Like all living things, with their need for reproducing and spreading instructions for its further spread, the worm was designed to make copies of itself (though not too many) and periodically mutate, in order to evade detection.

But it was also designed for scientific and engineering mischief. Any time the speed of light was detected in a file on the host machine—in meters per second, miles per second, kilometers per hour, and many other units of measurement—it would modify its value by a tiny amount. And as time elapsed, lightspeed slowly decayed, bit by bit.

The GPS team was astonished at the craftsmanship of the tiny program. But they were also scared beyond imagining when it came to what the worm could do to the world of global positioning.

Who uses GPS? Those who are lost, new to town, and the military. For the most part—soldiers aside—if you’re not sure where you’re going, incorrect directions are a nuisance, but really, you’re already confused, so what’s a little bit more befuddlement?

But if you belong to the armed forces and your missiles are consistently missing their mark, that matters. My visions of the English comparative literature coder began to dissipate. Bringing down directions, not to mention the financial system, began to seem far more sinister than simply teaching us a lesson on the permanence of knowledge.

This worm was carefully crafted, and clearly the work of professionals. But who was responsible for it? We pored over the code, looking for tiny clues. Perhaps something in the comments of the program might point us to its source. Even the language of the comments would be enough for a lead. Unfortunately, we never found anything.

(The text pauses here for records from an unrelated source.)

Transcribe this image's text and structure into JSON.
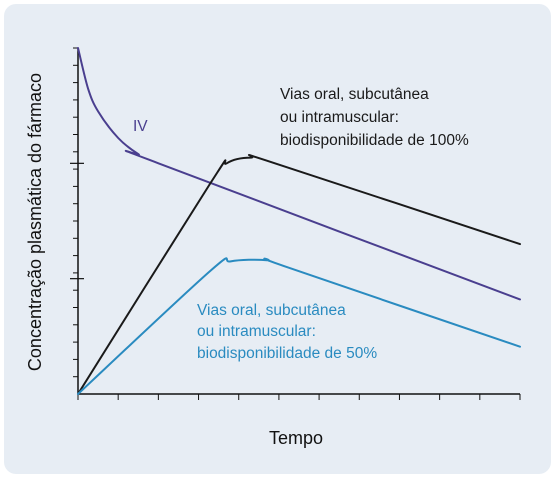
{
  "colors": {
    "background": "#e7edf4",
    "axis": "#111111",
    "iv": "#4a3f8f",
    "full": "#1a1a1a",
    "half": "#2a8bc0"
  },
  "chart_data": {
    "type": "line",
    "xlabel": "Tempo",
    "ylabel": "Concentração plasmática do fármaco",
    "xlim": [
      0,
      11
    ],
    "ylim": [
      0,
      3
    ],
    "x_ticks": 11,
    "y_ticks_minor": 20,
    "y_ticks_major": [
      1,
      2
    ],
    "grid": false,
    "series": [
      {
        "name": "IV",
        "label_lines": [
          "IV"
        ],
        "color": "#4a3f8f",
        "points": [
          [
            0,
            3.0
          ],
          [
            0.25,
            2.65
          ],
          [
            0.5,
            2.45
          ],
          [
            1.0,
            2.22
          ],
          [
            1.5,
            2.08
          ],
          [
            2.0,
            2.0
          ],
          [
            11.0,
            0.82
          ]
        ]
      },
      {
        "name": "Vias oral, subcutânea ou intramuscular: biodisponibilidade de 100%",
        "label_lines": [
          "Vias oral, subcutânea",
          "ou intramuscular:",
          "biodisponibilidade de 100%"
        ],
        "color": "#1a1a1a",
        "points": [
          [
            0,
            0.0
          ],
          [
            3.3,
            1.83
          ],
          [
            3.7,
            2.0
          ],
          [
            4.3,
            2.05
          ],
          [
            4.9,
            2.0
          ],
          [
            11.0,
            1.3
          ]
        ]
      },
      {
        "name": "Vias oral, subcutânea ou intramuscular: biodisponibilidade de 50%",
        "label_lines": [
          "Vias oral, subcutânea",
          "ou intramuscular:",
          "biodisponibilidade de 50%"
        ],
        "color": "#2a8bc0",
        "points": [
          [
            0,
            0.0
          ],
          [
            3.3,
            1.07
          ],
          [
            3.8,
            1.15
          ],
          [
            4.7,
            1.16
          ],
          [
            5.2,
            1.1
          ],
          [
            11.0,
            0.41
          ]
        ]
      }
    ]
  }
}
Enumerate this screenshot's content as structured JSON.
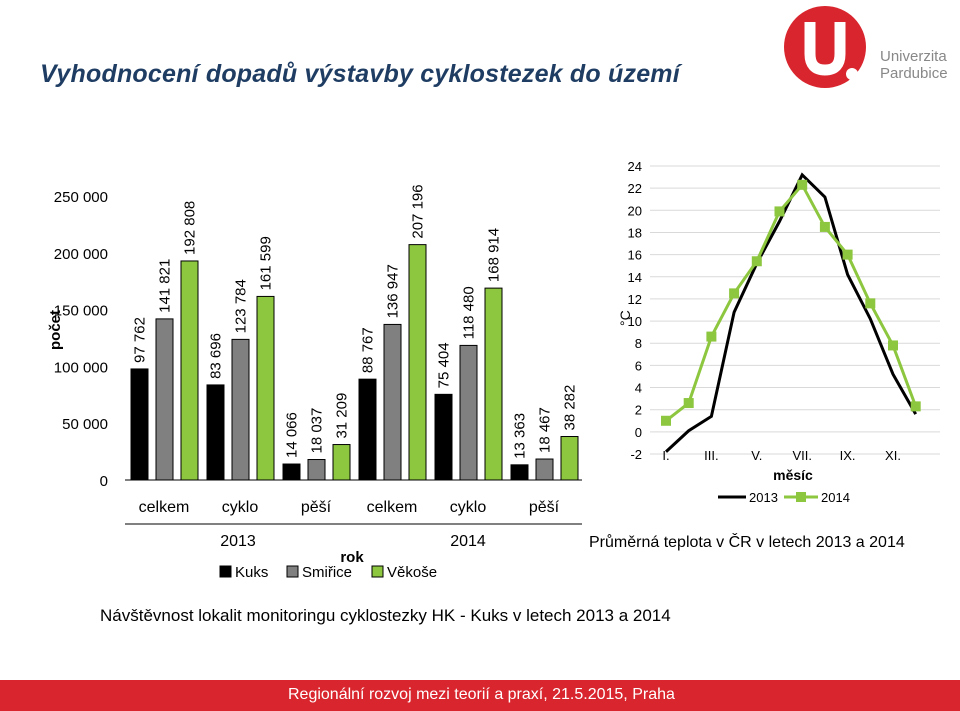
{
  "header": {
    "title": "Vyhodnocení dopadů výstavby cyklostezek do území",
    "logo_line1": "Univerzita",
    "logo_line2": "Pardubice"
  },
  "colors": {
    "kuks": "#000000",
    "smirice": "#808080",
    "vekose": "#8dc63f",
    "brand": "#d9262e"
  },
  "chart_data": [
    {
      "type": "bar",
      "ylabel": "počet",
      "xlabel": "rok",
      "ylim": [
        0,
        250000
      ],
      "yticks": [
        0,
        50000,
        100000,
        150000,
        200000,
        250000
      ],
      "ytick_labels": [
        "0",
        "50 000",
        "100 000",
        "150 000",
        "200 000",
        "250 000"
      ],
      "year_labels": [
        "2013",
        "2014"
      ],
      "categories": [
        "celkem",
        "cyklo",
        "pěší",
        "celkem",
        "cyklo",
        "pěší"
      ],
      "series": [
        {
          "name": "Kuks",
          "values": [
            97762,
            83696,
            14066,
            88767,
            75404,
            13363
          ],
          "labels": [
            "97 762",
            "83 696",
            "14 066",
            "88 767",
            "75 404",
            "13 363"
          ]
        },
        {
          "name": "Smiřice",
          "values": [
            141821,
            123784,
            18037,
            136947,
            118480,
            18467
          ],
          "labels": [
            "141 821",
            "123 784",
            "18 037",
            "136 947",
            "118 480",
            "18 467"
          ]
        },
        {
          "name": "Věkoše",
          "values": [
            192808,
            161599,
            31209,
            207196,
            168914,
            38282
          ],
          "labels": [
            "192 808",
            "161 599",
            "31 209",
            "207 196",
            "168 914",
            "38 282"
          ]
        }
      ],
      "caption": "Návštěvnost lokalit monitoringu cyklostezky HK - Kuks v letech 2013 a 2014"
    },
    {
      "type": "line",
      "ylabel": "°C",
      "xlabel": "měsíc",
      "ylim": [
        -2,
        24
      ],
      "yticks": [
        -2,
        0,
        2,
        4,
        6,
        8,
        10,
        12,
        14,
        16,
        18,
        20,
        22,
        24
      ],
      "x": [
        1,
        2,
        3,
        4,
        5,
        6,
        7,
        8,
        9,
        10,
        11,
        12
      ],
      "xtick_labels": [
        "I.",
        "III.",
        "V.",
        "VII.",
        "IX.",
        "XI."
      ],
      "series": [
        {
          "name": "2013",
          "values": [
            -1.8,
            0.1,
            1.4,
            10.8,
            15.2,
            19.0,
            23.2,
            21.2,
            14.2,
            10.2,
            5.2,
            1.6
          ]
        },
        {
          "name": "2014",
          "values": [
            1.0,
            2.6,
            8.6,
            12.5,
            15.4,
            19.9,
            22.3,
            18.5,
            16.0,
            11.6,
            7.8,
            2.3
          ]
        }
      ],
      "caption": "Průměrná teplota v ČR v letech 2013 a 2014"
    }
  ],
  "footer": {
    "text": "Regionální rozvoj mezi teorií a praxí, 21.5.2015, Praha"
  }
}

The virus is still a mystery. Perhaps it was something designed by a government, along the lines of Stuxnet, which destroyed the centrifuges of Iran. Here though, nothing physical was destroyed. Instead it was a more existential form of assault. Why attack the infrastructure of a country when you can disrupt the informational bedrock of a society? A nefarious infection that leaves misinformation in its wake, misinformation of a fundamental sort. There was something poetic in how it worked, though the poetry was reduced to numbers slowly unspooled from reality. It is said that Persian fables open with the formulaic “It went like this. But wasn’t.” This worm had brought this turn of phrase from storytelling to engineering reality.

Perhaps this virus is the harbinger of things to come, or of things already here. We are now living on constantly shifting ground, bystanders in a battle for truth and reality. Maybe I’m being sensational and this is a minor problem. And I hope that it is. But in the meantime, there is a simple solution: look to primary sources, the physical texts that Luddites praise for their feel and their smell, but are actually important not for these reasons, but because they are unchangeable.

My bookshelves are my bulwark against error. I have become a collector of antiques: I focus on books published prior to 1969. And the only relevant calendrical designation: Before ARPANET.